State Senate leader Darrell Steinberg (D-Sacramento) is on the right track with his proposal for California to lead the way in creating an open-access digital library that would provide free online textbooks for the 50 introductory courses with the highest enrollment. Students could order a print version at cost, about $20. The state would put out requests for proposals for each of these; publishers, professors and others would be welcome to bid. Academics would oversee quality. Though initially expensive to subsidize, the books would be easy to update and the savings for students would add up to billions of dollars over time.

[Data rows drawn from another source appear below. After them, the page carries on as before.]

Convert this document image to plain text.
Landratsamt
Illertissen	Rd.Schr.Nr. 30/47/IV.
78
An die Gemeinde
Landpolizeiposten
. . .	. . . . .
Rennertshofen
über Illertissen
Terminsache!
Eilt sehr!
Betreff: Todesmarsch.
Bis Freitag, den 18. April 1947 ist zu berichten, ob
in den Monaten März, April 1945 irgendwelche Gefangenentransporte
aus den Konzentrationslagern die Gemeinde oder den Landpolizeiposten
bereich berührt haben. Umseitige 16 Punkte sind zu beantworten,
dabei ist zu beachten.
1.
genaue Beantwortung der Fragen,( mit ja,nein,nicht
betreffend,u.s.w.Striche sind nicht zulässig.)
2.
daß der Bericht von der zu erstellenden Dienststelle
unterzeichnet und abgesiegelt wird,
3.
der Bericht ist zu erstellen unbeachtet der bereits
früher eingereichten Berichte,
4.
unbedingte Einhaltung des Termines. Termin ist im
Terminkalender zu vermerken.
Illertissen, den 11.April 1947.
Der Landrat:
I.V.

But when it comes to intellectual property, sticky details matter, and Steinberg has yet to figure those out. It's still uncertain, for example, whether the resulting texts would be available only at California's public universities or whether students at, say, Stanford and Caltech could partake. We think the latter; if the state is underwriting an open-access library, it's producing a public product to which all people in the state should have access. That's not taking into account whether the books should be made available nationwide, or even worldwide. We think they should; why waste intellectual effort? The state could charge nonresidents to recoup some of its costs.
Speaking of costs, Steinberg proposes a $25-million allocation for this project ? half a million dollars to write and make available each of the 50 textbooks, a cost to taxpayers that should be questioned, especially given the recent cuts to education. True, the books would save California students far more than that, but the money simply isn't in the budget. Steinberg should court the big foundations that have been champions of education, such as the Bill & Melinda Gates Foundation, to help with the project. And it might make sense to impose some fee for access, say $20 per student, and more for a print version. Students would still save a lot of money, but the state wouldn't have to cover the entire bill.

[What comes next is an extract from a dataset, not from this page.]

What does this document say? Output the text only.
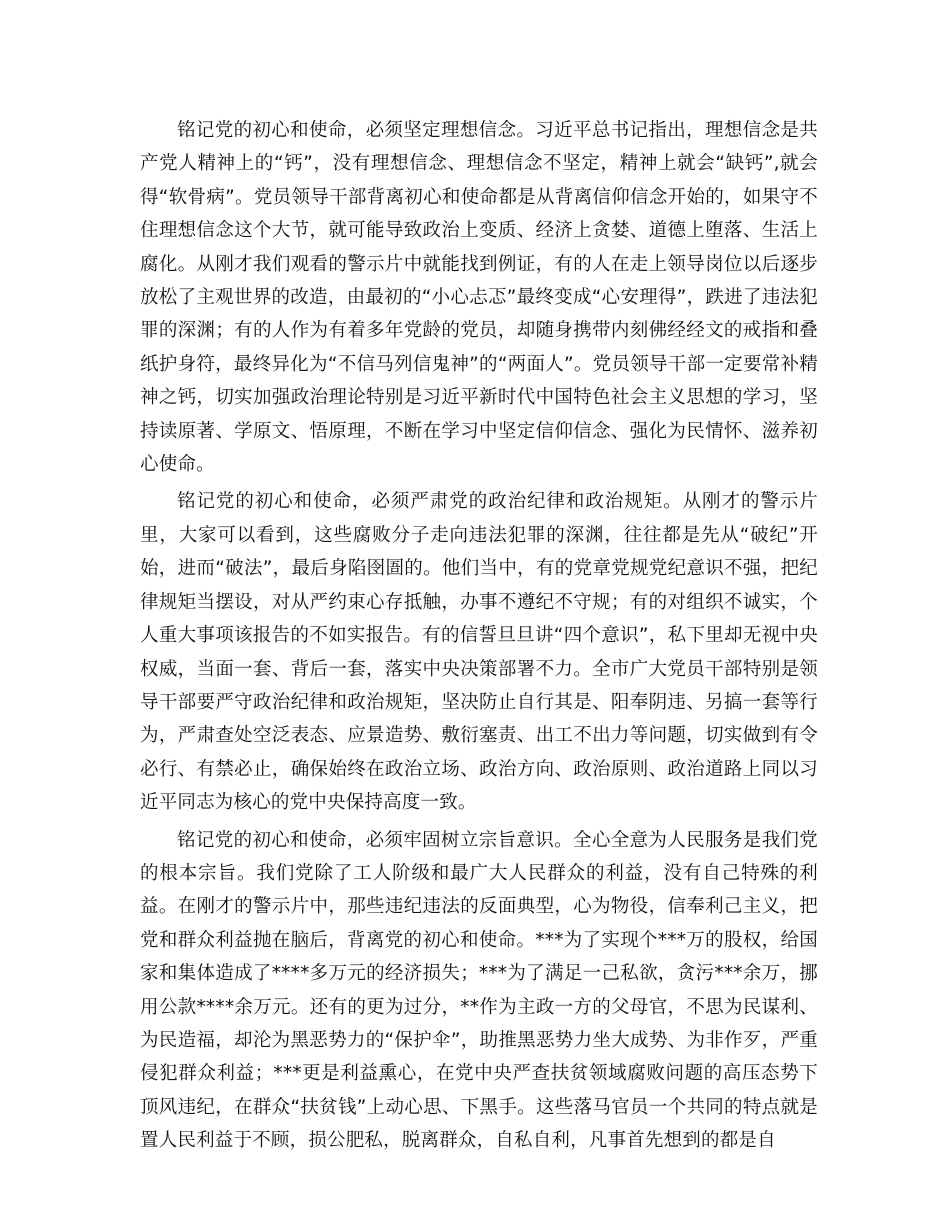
铭记党的初心和使命，必须坚定理想信念。习近平总书记指出，理想信念是共产党人精神上的“钙”，没有理想信念、理想信念不坚定，精神上就会“缺钙”,就会得“软骨病”。党员领导干部背离初心和使命都是从背离信仰信念开始的，如果守不住理想信念这个大节，就可能导致政治上变质、经济上贪婪、道德上堕落、生活上腐化。从刚才我们观看的警示片中就能找到例证，有的人在走上领导岗位以后逐步放松了主观世界的改造，由最初的“小心忐忑”最终变成“心安理得”，跌进了违法犯罪的深渊；有的人作为有着多年党龄的党员，却随身携带内刻佛经经文的戒指和叠纸护身符，最终异化为“不信马列信鬼神”的“两面人”。党员领导干部一定要常补精神之钙，切实加强政治理论特别是习近平新时代中国特色社会主义思想的学习，坚持读原著、学原文、悟原理，不断在学习中坚定信仰信念、强化为民情怀、滋养初心使命。

铭记党的初心和使命，必须严肃党的政治纪律和政治规矩。从刚才的警示片里，大家可以看到，这些腐败分子走向违法犯罪的深渊，往往都是先从“破纪”开始，进而“破法”，最后身陷囹圄的。他们当中，有的党章党规党纪意识不强，把纪律规矩当摆设，对从严约束心存抵触，办事不遵纪不守规；有的对组织不诚实，个人重大事项该报告的不如实报告。有的信誓旦旦讲“四个意识”，私下里却无视中央权威，当面一套、背后一套，落实中央决策部署不力。全市广大党员干部特别是领导干部要严守政治纪律和政治规矩，坚决防止自行其是、阳奉阴违、另搞一套等行为，严肃查处空泛表态、应景造势、敷衍塞责、出工不出力等问题，切实做到有令必行、有禁必止，确保始终在政治立场、政治方向、政治原则、政治道路上同以习近平同志为核心的党中央保持高度一致。

铭记党的初心和使命，必须牢固树立宗旨意识。全心全意为人民服务是我们党的根本宗旨。我们党除了工人阶级和最广大人民群众的利益，没有自己特殊的利益。在刚才的警示片中，那些违纪违法的反面典型，心为物役，信奉利己主义，把党和群众利益抛在脑后，背离党的初心和使命。***为了实现个***万的股权，给国家和集体造成了****多万元的经济损失；***为了满足一己私欲，贪污***余万，挪用公款****余万元。还有的更为过分，**作为主政一方的父母官，不思为民谋利、为民造福，却沦为黑恶势力的“保护伞”，助推黑恶势力坐大成势、为非作歹，严重侵犯群众利益；***更是利益熏心，在党中央严查扶贫领域腐败问题的高压态势下顶风违纪，在群众“扶贫钱”上动心思、下黑手。这些落马官员一个共同的特点就是置人民利益于不顾，损公肥私，脱离群众，自私自利，凡事首先想到的都是自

Steinberg also should look into any long-term costs that might reduce the project's impact. If academic publishers see profits shrink on their biggest-selling textbooks, they might respond by raising prices on other texts to make up the difference.
The forward-looking concept is promising, but a better course of action would be to approach this brave new publishing world more cautiously, confining it at first to a couple of pilot textbooks so the state can learn as it goes.